The Global Positioning System (GPS) is an increasingly popular tool, used throughout the world as a source of wayfinding and navigation. However, there is much more to the GPS network than just satellite navigation as the transmissions broadcast by the GPS satellites can also be used as a highly accurate source of time.
GPS satellites are actually just orbiting clocks as each one contains atomic clocks that generate a time signal. It is the time signal that is broadcast by the GPS satellites that satellite navigation receivers in cars and planes use to work out distance and position.
Positioning is only possible because thee time signals are so accurate. Vehicle sat navs for instance use the signals from four orbiting satellites and triangulate the information to work out the position. However, if there is just one second inaccuracy with one of the time signals then the positing information could be thousands of miles out – proving useless.
It is testament to the accuracy of atomic clocks used to generate GPS signals that currently a GPS receiver can work out its position on earth to within five metres.
Because GPS satellites are so accurate, they make an ideal source of time to synchronise a computer network to. Strictly speaking GPS time differs from the international timescale UTC (coordinated Universal Time) as UTC has had additional leap seconds added to it to ensure parity with the earth’s rotation meaning it is exactly 18 seconds ahead of GPS but is easily converted by NTP the time synchronisation protocol (Network Time Protocol).
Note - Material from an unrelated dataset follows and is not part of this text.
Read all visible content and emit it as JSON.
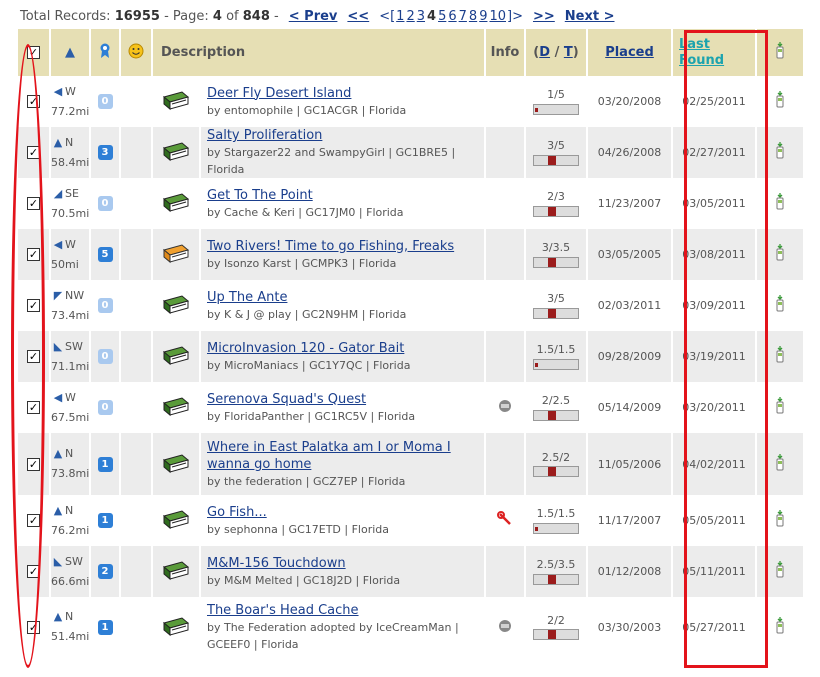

GPS time servers receive the GPS time signal via a GPS antenna which has to be placed on the roof to receive the line of sight transmissions. Once the GPS signal is received the NTP GPS time server will distribute the signal to all devices on the NTP network and corrects any drift on individual machines.
GPS time servers are dedicated easy to use devices and can ensure millisecond accuracy to UTC without any of the security risks involved in using an internet time source.